On va voir comment elle se monte. Prenez une boutique, n’importe laquelle, la plus rébarbative, celle d’un marchand d’instrumens de marine. Dickens voit les baromètres, les chronomètres, les compas, les télescopes, les boussoles, les lunettes, les mappemondes, les porte-voix, et le reste. Il en voit tant, il les voit si nettement, ils se pressent et se serrent, et se recouvrent si fort les uns les autres dans son cerveau qu’ils remplissent et qu’ils obstruent, il y a tant d’idées géographique ? et nautiques étalées sous les vitrines, pendues au plafond, attachées au mur, elles débordent sur lui par tant de côtés et en telle abondance, qu’il en perd le jugement. La boutique se transfigure, a dans la contagion générale, il semble qu’elle se change en je ne sais quelle machine maritime, comfortable, faite en manière de vaisseau, n’ayant plus besoin que d’une bonne mer pour être lancée et se mettre tranquillement en chemin pour n’importe quelle île déserte[1]. »

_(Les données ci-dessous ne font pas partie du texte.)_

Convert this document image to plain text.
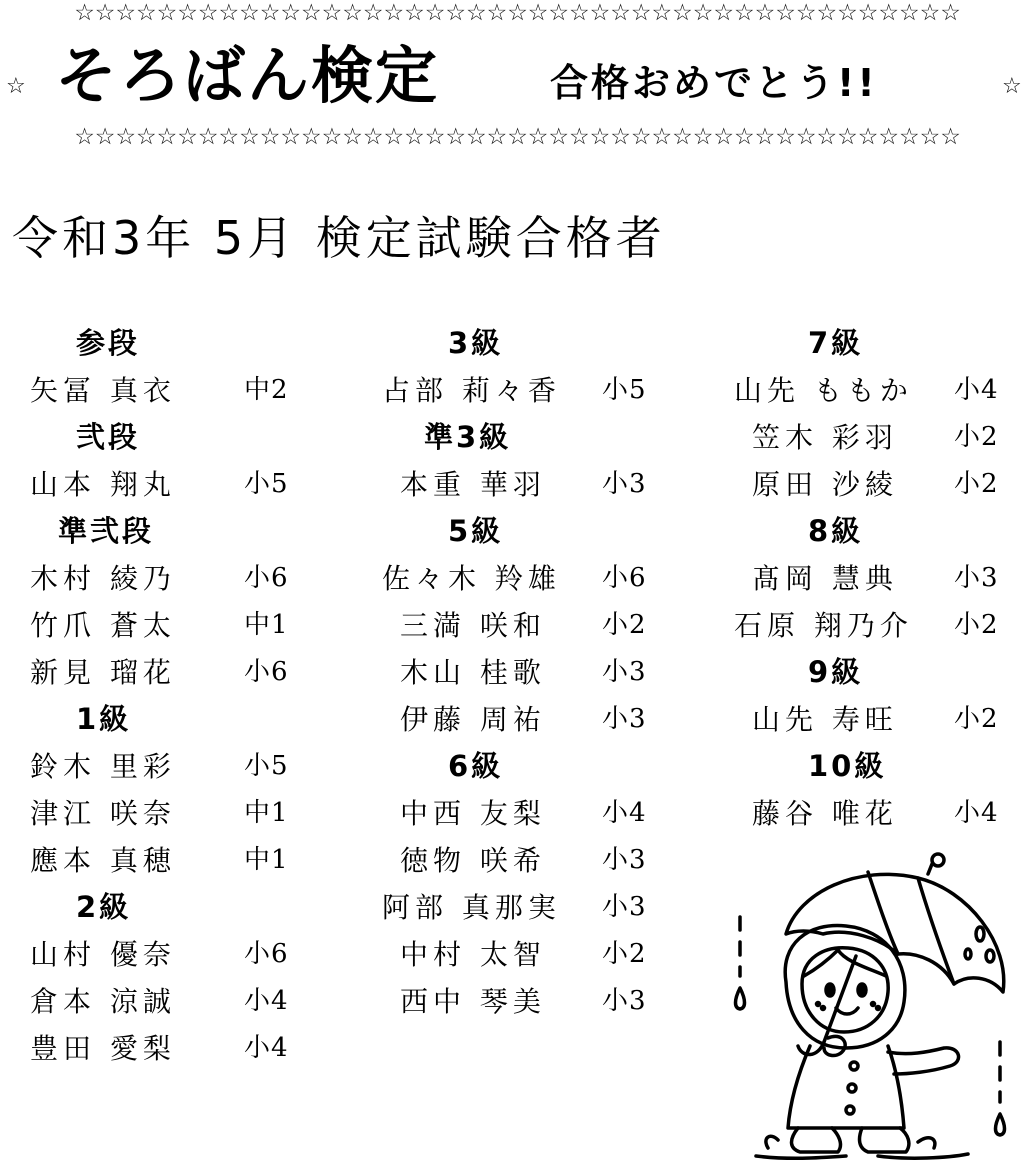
☆☆☆☆☆☆☆☆☆☆☆☆☆☆☆☆☆☆☆☆☆☆☆☆☆☆☆☆☆☆☆☆☆☆☆☆☆☆☆☆☆☆☆
☆ そろばん検定	合格おめでとう!!	☆
☆☆☆☆☆☆☆☆☆☆☆☆☆☆☆☆☆☆☆☆☆☆☆☆☆☆☆☆☆☆☆☆☆☆☆☆☆☆☆☆☆☆☆
令和3年 5月 検定試験合格者
参段
矢冨 真衣	中2
弐段
山本 翔丸	小5
準弐段
木村 綾乃	小6
竹爪 蒼太	中1
新見 瑠花	小6
1級
鈴木 里彩	小5
津江 咲奈	中1
應本 真穂	中1
2級
山村 優奈	小6
倉本 涼誠	小4
豊田 愛梨	小4
3級
占部 莉々香 小5
準3級
本重 華羽 小3
5級
佐々木 羚雄 小6
三満 咲和 小2
木山 桂歌 小3
伊藤 周祐 小3
6級
中西 友梨 小4
徳物 咲希 小3
阿部 真那実 小3
中村 太智 小2
西中 琴美 小3
7級
山先 ももか 小4
笠木 彩羽 小2
原田 沙綾 小2
8級
髙岡 慧典 小3
石原 翔乃介 小2
9級
山先 寿旺 小2
10級
藤谷 唯花 小4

La différence entre un fou et un homme de génie n’est pas fort grande. Napoléon, qui s’y connaissait, le disait à Esquirol. La même faculté nous porte à la gloire ou nous jette dans un cabanon. C’est l’imagination visionnaire qui forge les fantômes du fou et qui crée les personnages de l’artiste, et les classifications qui servent à l’un peuvent servir à l’autre. L’imagination de Dickens ressemble à celle des monomaniaques. S’enfoncer dans une idée, s’y absorber, ne plus voir qu’elle, la répéter sous cent formes, la grossir, la porter, ainsi

  1. Dombey and son, t. Ier, p. 41.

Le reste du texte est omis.